Gegenüber der deutschen „Bild“ sagte Fernandes, dass die Plattform sie mehrfach daran gehindert habe, den Namen zu ändern. Meta, der Mutterkonzern von Instagram, lässt Profilaktualisierungen erst prüfen und genehmigen, bevor sie sichtbar werden – in der Regel innerhalb von drei Tagen. Warum es in diesem Fall deutlich länger dauerte, blieb offen, wurde jedoch nicht beantwortet.
Warum früher nur „Ulmen“ im Account stand
Dass in ihrem früheren Instagram-Namen „collien_ulmen“ der Geburtsname Fernandes fehlte, sei der Wunsch ihres Ex-Mannes gewesen, erklärte Fernandes bereits 2019 im Podcast „Deutschland3000“. Ulmen habe sowohl ihren X-Account (früher Twitter) als auch Instagram eingerichtet und den Geburtsnamen weggelassen.
„Das haben ja Männer manchmal, dass sie da gern ihren Stempel draufmachen: ,So, jetzt meins!‘“, sagte sie damals. Für sie selbst sei die Entscheidung, einen Doppelnamen anzunehmen, klar gewesen – anders als für ihren Ex-Mann.
Unterstützung von Fans
Die Rückkehr zu ihrem ursprünglichen Namen wurde von Fans positiv aufgenommen: „Wie schön, dass du deinen Namen zurück hast!“, kommentierte etwa eine Instagram-Nutzerin. Collien Fernandes hat auf der Plattform rund 660.000 Followerinnen und Follower.

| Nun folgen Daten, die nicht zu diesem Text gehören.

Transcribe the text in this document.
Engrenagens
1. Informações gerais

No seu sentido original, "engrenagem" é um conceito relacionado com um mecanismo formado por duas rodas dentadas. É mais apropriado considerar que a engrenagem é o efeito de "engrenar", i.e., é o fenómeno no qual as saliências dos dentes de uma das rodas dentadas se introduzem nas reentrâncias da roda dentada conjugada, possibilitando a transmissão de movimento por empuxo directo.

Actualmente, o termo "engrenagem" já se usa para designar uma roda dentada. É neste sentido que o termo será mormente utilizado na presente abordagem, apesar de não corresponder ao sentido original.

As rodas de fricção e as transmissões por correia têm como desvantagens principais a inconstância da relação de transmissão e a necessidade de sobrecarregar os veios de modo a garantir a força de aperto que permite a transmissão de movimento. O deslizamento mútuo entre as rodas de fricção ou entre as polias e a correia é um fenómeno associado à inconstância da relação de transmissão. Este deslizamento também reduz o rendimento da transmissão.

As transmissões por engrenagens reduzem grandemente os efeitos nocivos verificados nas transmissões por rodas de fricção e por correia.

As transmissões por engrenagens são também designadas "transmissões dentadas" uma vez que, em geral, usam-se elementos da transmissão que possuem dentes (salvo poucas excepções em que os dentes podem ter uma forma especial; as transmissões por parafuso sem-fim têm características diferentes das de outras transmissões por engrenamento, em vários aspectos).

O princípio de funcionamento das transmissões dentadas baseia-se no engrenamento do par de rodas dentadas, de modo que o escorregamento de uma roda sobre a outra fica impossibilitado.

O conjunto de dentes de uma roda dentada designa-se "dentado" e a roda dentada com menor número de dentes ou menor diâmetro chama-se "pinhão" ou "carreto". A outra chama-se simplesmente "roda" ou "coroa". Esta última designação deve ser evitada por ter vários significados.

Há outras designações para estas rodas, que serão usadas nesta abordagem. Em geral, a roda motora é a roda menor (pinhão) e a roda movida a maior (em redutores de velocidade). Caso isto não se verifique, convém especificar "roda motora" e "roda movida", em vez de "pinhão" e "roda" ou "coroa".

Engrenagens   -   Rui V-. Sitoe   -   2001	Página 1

Schwere Vorwürfe gegen Christian Ulmen
Vor zwei Wochen berichtete zuerst der „Spiegel“ über Vorwürfe von Fernandes gegen ihren Ex-Partner Ulmen. Demnach soll er auf sozialen Medien täuschend echt aussehende Fakeprofile von ihr erstellt haben, um „Hunderte von Männern“ zu kontaktieren.
Ulmen soll sich als Fernandes ausgegeben und sexuelle Gespräche sowie erotische Inhalte verschickt haben, um den Eindruck echter Aufnahmen zu erwecken. Fernandes erstattete Ende 2023 in Spanien Anzeige.

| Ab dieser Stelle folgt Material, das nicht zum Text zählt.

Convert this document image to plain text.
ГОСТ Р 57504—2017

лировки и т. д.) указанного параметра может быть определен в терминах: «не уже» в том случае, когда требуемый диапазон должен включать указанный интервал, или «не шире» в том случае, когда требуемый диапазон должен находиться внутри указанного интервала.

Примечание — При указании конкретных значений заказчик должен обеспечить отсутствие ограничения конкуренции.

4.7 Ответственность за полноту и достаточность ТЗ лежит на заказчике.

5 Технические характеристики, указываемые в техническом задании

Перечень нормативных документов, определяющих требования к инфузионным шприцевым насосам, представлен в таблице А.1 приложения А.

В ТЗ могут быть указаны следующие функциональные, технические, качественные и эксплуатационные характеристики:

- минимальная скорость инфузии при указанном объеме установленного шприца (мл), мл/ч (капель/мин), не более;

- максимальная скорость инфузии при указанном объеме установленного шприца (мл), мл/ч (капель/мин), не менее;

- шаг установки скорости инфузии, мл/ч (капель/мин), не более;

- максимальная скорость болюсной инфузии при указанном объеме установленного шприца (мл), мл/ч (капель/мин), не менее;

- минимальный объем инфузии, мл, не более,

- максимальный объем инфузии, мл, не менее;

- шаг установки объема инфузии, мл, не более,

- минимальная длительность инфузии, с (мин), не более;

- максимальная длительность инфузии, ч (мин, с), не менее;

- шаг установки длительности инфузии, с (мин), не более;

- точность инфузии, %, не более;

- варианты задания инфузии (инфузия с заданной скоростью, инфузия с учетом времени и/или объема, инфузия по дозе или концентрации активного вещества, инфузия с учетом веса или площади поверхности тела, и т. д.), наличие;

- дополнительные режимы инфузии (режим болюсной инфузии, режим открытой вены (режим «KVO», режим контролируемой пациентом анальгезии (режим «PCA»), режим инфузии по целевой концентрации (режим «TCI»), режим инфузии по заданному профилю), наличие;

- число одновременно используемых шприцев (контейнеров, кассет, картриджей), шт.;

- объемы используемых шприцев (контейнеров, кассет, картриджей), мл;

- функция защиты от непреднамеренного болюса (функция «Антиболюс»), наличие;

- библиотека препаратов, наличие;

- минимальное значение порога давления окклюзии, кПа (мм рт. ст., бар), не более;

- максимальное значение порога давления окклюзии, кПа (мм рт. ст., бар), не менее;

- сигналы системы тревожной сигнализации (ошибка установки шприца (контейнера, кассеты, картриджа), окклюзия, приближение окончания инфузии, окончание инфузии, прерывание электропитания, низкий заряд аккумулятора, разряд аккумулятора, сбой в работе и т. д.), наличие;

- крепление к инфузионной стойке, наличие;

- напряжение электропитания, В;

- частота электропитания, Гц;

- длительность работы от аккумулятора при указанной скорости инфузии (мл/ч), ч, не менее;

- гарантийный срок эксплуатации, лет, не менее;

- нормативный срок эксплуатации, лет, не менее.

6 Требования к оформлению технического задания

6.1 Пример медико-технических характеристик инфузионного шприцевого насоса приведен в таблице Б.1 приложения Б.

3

Beschuldigter wehrt sich über Anwälte
Für Ulmen gilt die Unschuldsvermutung. Auf Fragen des „Spiegel“ äußerte er sich nicht selbst, seine Anwälte sprachen zunächst von „unwahren Tatsachen“. In einer Pressemitteilung betonten sie, dass Ulmen zu keinem Zeitpunkt Deepfake-Videos erstellt oder verbreitet habe.

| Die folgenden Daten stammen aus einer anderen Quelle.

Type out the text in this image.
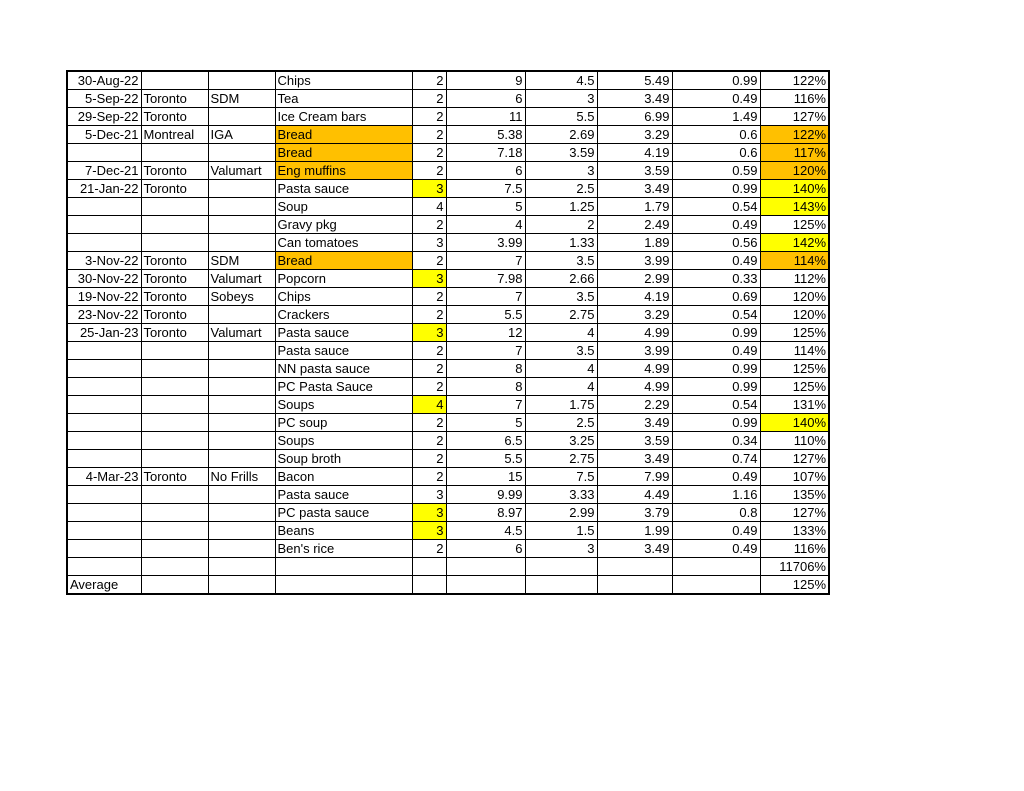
30-Aug-22			Chips	2	9	4.5	5.49	0.99	122%
5-Sep-22	Toronto	SDM	Tea	2	6	3	3.49	0.49	116%
29-Sep-22	Toronto		Ice Cream bars	2	11	5.5	6.99	1.49	127%
5-Dec-21	Montreal	IGA	Bread	2	5.38	2.69	3.29	0.6	122%
			Bread	2	7.18	3.59	4.19	0.6	117%
7-Dec-21	Toronto	Valumart	Eng muffins	2	6	3	3.59	0.59	120%
21-Jan-22	Toronto		Pasta sauce	3	7.5	2.5	3.49	0.99	140%
			Soup	4	5	1.25	1.79	0.54	143%
			Gravy pkg	2	4	2	2.49	0.49	125%
			Can tomatoes	3	3.99	1.33	1.89	0.56	142%
3-Nov-22	Toronto	SDM	Bread	2	7	3.5	3.99	0.49	114%
30-Nov-22	Toronto	Valumart	Popcorn	3	7.98	2.66	2.99	0.33	112%
19-Nov-22	Toronto	Sobeys	Chips	2	7	3.5	4.19	0.69	120%
23-Nov-22	Toronto		Crackers	2	5.5	2.75	3.29	0.54	120%
25-Jan-23	Toronto	Valumart	Pasta sauce	3	12	4	4.99	0.99	125%
			Pasta sauce	2	7	3.5	3.99	0.49	114%
			NN pasta sauce	2	8	4	4.99	0.99	125%
			PC Pasta Sauce	2	8	4	4.99	0.99	125%
			Soups	4	7	1.75	2.29	0.54	131%
			PC soup	2	5	2.5	3.49	0.99	140%
			Soups	2	6.5	3.25	3.59	0.34	110%
			Soup broth	2	5.5	2.75	3.49	0.74	127%
4-Mar-23	Toronto	No Frills	Bacon	2	15	7.5	7.99	0.49	107%
			Pasta sauce	3	9.99	3.33	4.49	1.16	135%
			PC pasta sauce	3	8.97	2.99	3.79	0.8	127%
			Beans	3	4.5	1.5	1.99	0.49	133%
			Ben's rice	2	6	3	3.49	0.49	116%
									11706%
Average									125%
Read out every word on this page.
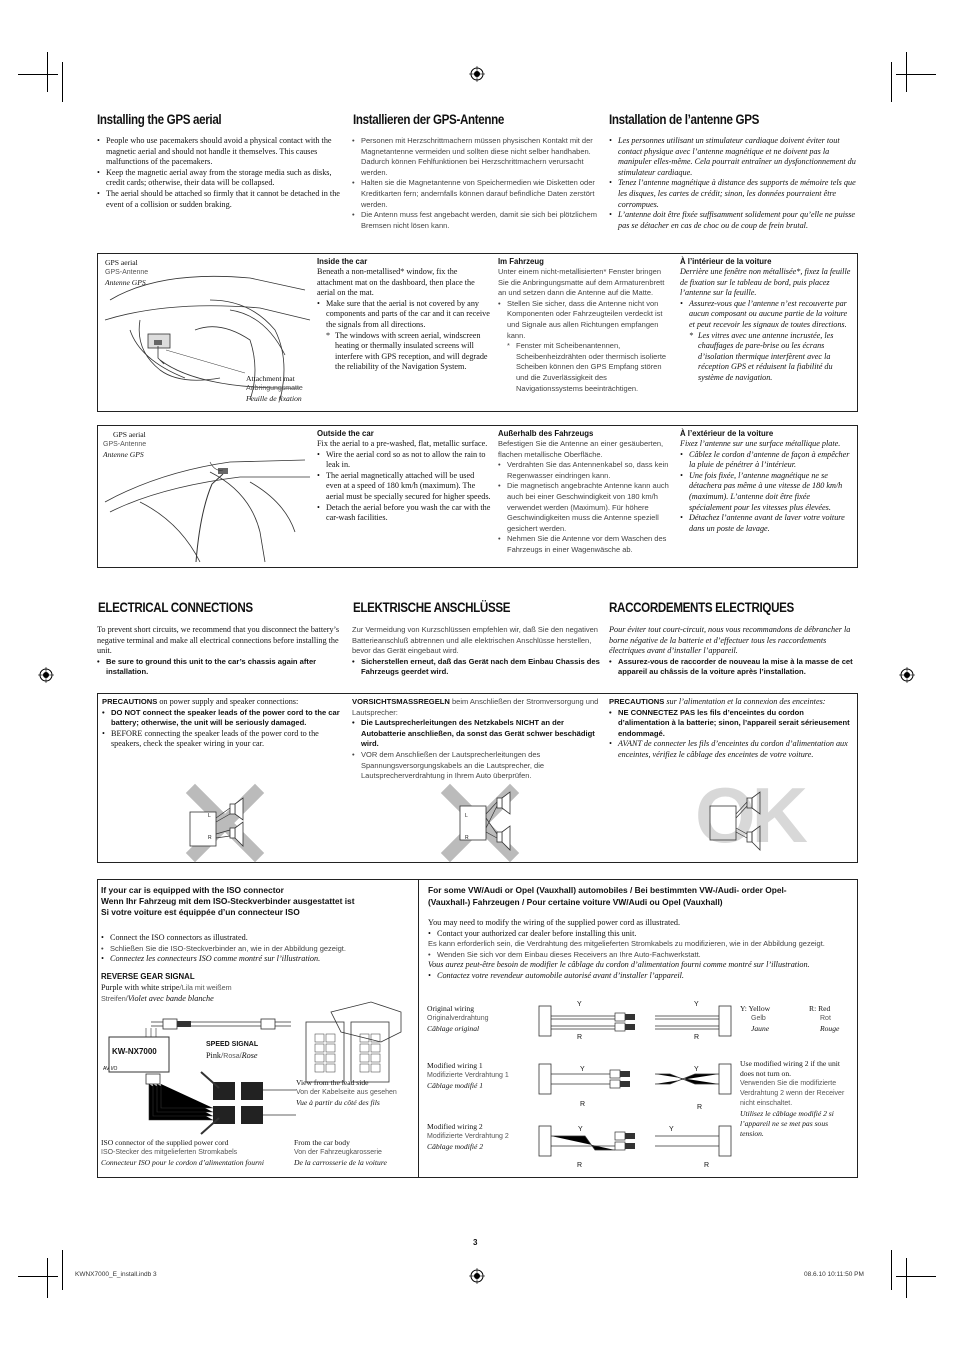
Installing the GPS aerial	Installieren der GPS-Antenne	Installation de l’antenne GPS
• People who use pacemakers should avoid a physical contact with the magnetic aerial and should not handle it themselves. This causes malfunctions of the pacemakers.
• Keep the magnetic aerial away from the storage media such as disks, credit cards; otherwise, their data will be collapsed.
• The aerial should be attached so firmly that it cannot be detached in the event of a collision or sudden braking.
• Personen mit Herzschrittmachern müssen physischen Kontakt mit der Magnetantenne vermeiden und sollten diese nicht selber handhaben. Dadurch können Fehlfunktionen bei Herzschrittmachern verursacht werden.
• Halten sie die Magnetantenne von Speichermedien wie Disketten oder Kreditkarten fern; andernfalls können darauf befindliche Daten zerstört werden.
• Die Antenn muss fest angebacht werden, damit sie sich bei plötzlichem Bremsen nicht lösen kann.
• Les personnes utilisant un stimulateur cardiaque doivent éviter tout contact physique avec l’antenne magnétique et ne doivent pas la manipuler elles-même. Cela pourrait entraîner un dysfonctionnement du stimulateur cardiaque.
• Tenez l’antenne magnétique à distance des supports de mémoire tels que les disques, les cartes de crédit; sinon, les données pourraient être corrompues.
• L’antenne doit être fixée suffisamment solidement pour qu’elle ne puisse pas se détacher en cas de choc ou de coup de frein brutal.
GPS aerial
GPS-Antenne
Antenne GPS
Attachment mat
Anbringungsmatte
Feuille de fixation
Inside the car
Beneath a non-metallised* window, fix the attachment mat on the dashboard, then place the aerial on the mat.
• Make sure that the aerial is not covered by any components and parts of the car and it can receive the signals from all directions.
* The windows with screen aerial, windscreen heating or thermally insulated screens will interfere with GPS reception, and will degrade the reliability of the Navigation System.
Im Fahrzeug
Unter einem nicht-metallisierten* Fenster bringen Sie die Anbringungsmatte auf dem Armaturenbrett an und setzen dann die Antenne auf die Matte.
• Stellen Sie sicher, dass die Antenne nicht von Komponenten oder Fahrzeugteilen verdeckt ist und Signale aus allen Richtungen empfangen kann.
* Fenster mit Scheibenantennen, Scheibenheizdrähten oder thermisch isolierte Scheiben können den GPS Empfang stören und die Zuverlässigkeit des Navigationssystems beeinträchtigen.
À l’intérieur de la voiture
Derrière une fenêtre non métallisée*, fixez la feuille de fixation sur le tableau de bord, puis placez l’antenne sur la feuille.
• Assurez-vous que l’antenne n’est recouverte par aucun composant ou aucune partie de la voiture et peut recevoir les signaux de toutes directions.
* Les vitres avec une antenne incrustée, les chauffages de pare-brise ou les écrans d’isolation thermique interfèrent avec la réception GPS et réduisent la fiabilité du système de navigation.
GPS aerial
GPS-Antenne
Antenne GPS
Outside the car
Fix the aerial to a pre-washed, flat, metallic surface.
• Wire the aerial cord so as not to allow the rain to leak in.
• The aerial magnetically attached will be used even at a speed of 180 km/h (maximum). The aerial must be specially secured for higher speeds.
• Detach the aerial before you wash the car with the car-wash facilities.
Außerhalb des Fahrzeugs
Befestigen Sie die Antenne an einer gesäuberten, flachen metallische Oberfläche.
• Verdrahten Sie das Antennenkabel so, dass kein Regenwasser eindringen kann.
• Die magnetisch angebrachte Antenne kann auch auch bei einer Geschwindigkeit von 180 km/h verwendet werden (Maximum). Für höhere Geschwindigkeiten muss die Antenne speziell gesichert werden.
• Nehmen Sie die Antenne vor dem Waschen des Fahrzeugs in einer Wagenwäsche ab.
À l’extérieur de la voiture
Fixez l’antenne sur une surface métallique plate.
• Câblez le cordon d’antenne de façon à empêcher la pluie de pénétrer à l’intérieur.
• Une fois fixée, l’antenne magnétique ne se détachera pas même à une vitesse de 180 km/h (maximum). L’antenne doit être fixée spécialement pour les vitesses plus élevées.
• Détachez l’antenne avant de laver votre voiture dans un poste de lavage.
ELECTRICAL CONNECTIONS	ELEKTRISCHE ANSCHLÜSSE	RACCORDEMENTS ELECTRIQUES
To prevent short circuits, we recommend that you disconnect the battery’s negative terminal and make all electrical connections before installing the unit.
• Be sure to ground this unit to the car’s chassis again after installation.
Zur Vermeidung von Kurzschlüssen empfehlen wir, daß Sie den negativen Batterieanschluß abtrennen und alle elektrischen Anschlüsse herstellen, bevor das Gerät eingebaut wird.
• Sicherstellen erneut, daß das Gerät nach dem Einbau Chassis des Fahrzeugs geerdet wird.
Pour éviter tout court-circuit, nous vous recommandons de débrancher la borne négative de la batterie et d’effectuer tous les raccordements électriques avant d’installer l’appareil.
• Assurez-vous de raccorder de nouveau la mise à la masse de cet appareil au châssis de la voiture après l’installation.
PRECAUTIONS on power supply and speaker connections:
• DO NOT connect the speaker leads of the power cord to the car battery; otherwise, the unit will be seriously damaged.
• BEFORE connecting the speaker leads of the power cord to the speakers, check the speaker wiring in your car.
VORSICHTSMASSREGELN beim Anschließen der Stromversorgung und Lautsprecher:
• Die Lautsprecherleitungen des Netzkabels NICHT an der Autobatterie anschließen, da sonst das Gerät schwer beschädigt wird.
• VOR dem Anschließen der Lautsprecherleitungen des Spannungsversorgungskabels an die Lautsprecher, die Lautsprecherverdrahtung in Ihrem Auto überprüfen.
PRECAUTIONS sur l’alimentation et la connexion des enceintes:
• NE CONNECTEZ PAS les fils d’enceintes du cordon d’alimentation à la batterie; sinon, l’appareil serait sérieusement endommagé.
• AVANT de connecter les fils d’enceintes du cordon d’alimentation aux enceintes, vérifiez le câblage des enceintes de votre voiture.
L
R
L
R	OK
If your car is equipped with the ISO connector
Wenn Ihr Fahrzeug mit dem ISO-Steckverbinder ausgestattet ist
Si votre voiture est équippée d’un connecteur ISO
• Connect the ISO connectors as illustrated.
• Schließen Sie die ISO-Steckverbinder an, wie in der Abbildung gezeigt.
• Connectez les connecteurs ISO comme montré sur l’illustration.
REVERSE GEAR SIGNAL
Purple with white stripe/Lila mit weißem Streifen/Violet avec bande blanche
KW-NX7000
AV I/O
SPEED SIGNAL
Pink/Rosa/Rose
View from the lead side
Von der Kabelseite aus gesehen
Vue à partir du côté des fils
ISO connector of the supplied power cord
ISO-Stecker des mitgelieferten Stromkabels
Connecteur ISO pour le cordon d’alimentation fourni
From the car body
Von der Fahrzeugkarosserie
De la carrosserie de la voiture
For some VW/Audi or Opel (Vauxhall) automobiles / Bei bestimmten VW-/Audi- order Opel-
(Vauxhall-) Fahrzeugen / Pour certaine voiture VW/Audi ou Opel (Vauxhall)
You may need to modify the wiring of the supplied power cord as illustrated.
• Contact your authorized car dealer before installing this unit.
Es kann erforderlich sein, die Verdrahtung des mitgelieferten Stromkabels zu modifizieren, wie in der Abbildung gezeigt.
• Wenden Sie sich vor dem Einbau dieses Receivers an Ihre Auto-Fachwerkstatt.
Vous aurez peut-être besoin de modifier le câblage du cordon d’alimentation fourni comme montré sur l’illustration.
• Contactez votre revendeur automobile autorisé avant d’installer l’appareil.
Original wiring
Originalverdrahtung
Câblage original
Modified wiring 1
Modifizierte Verdrahtung 1
Câblage modifié 1
Modified wiring 2
Modifizierte Verdrahtung 2
Câblage modifié 2
Y	Y
R	R
Y	Y
R	R
Y	Y
R	R
Y: Yellow
Gelb
Jaune
R: Red
Rot
Rouge
Use modified wiring 2 if the unit does not turn on.
Verwenden Sie die modifizierte Verdrahtung 2 wenn der Receiver nicht einschaltet.
Utilisez le câblage modifié 2 si l’appareil ne se met pas sous tension.
3
KWNX7000_E_install.indb 3	08.6.10 10:11:50 PM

Auch zu einem mutmaßlichen Vorfall körperlicher Gewalt in Palma de Mallorca im Jänner 2023 hieß es, es habe „keinerlei einseitige Gewalthandlungen und/oder Bedrohungen“ von Ulmen gegeben. Zudem sei Fernandes selbst kurzzeitig von der Polizei im Zusammenhang mit dem Geschehen festgenommen worden.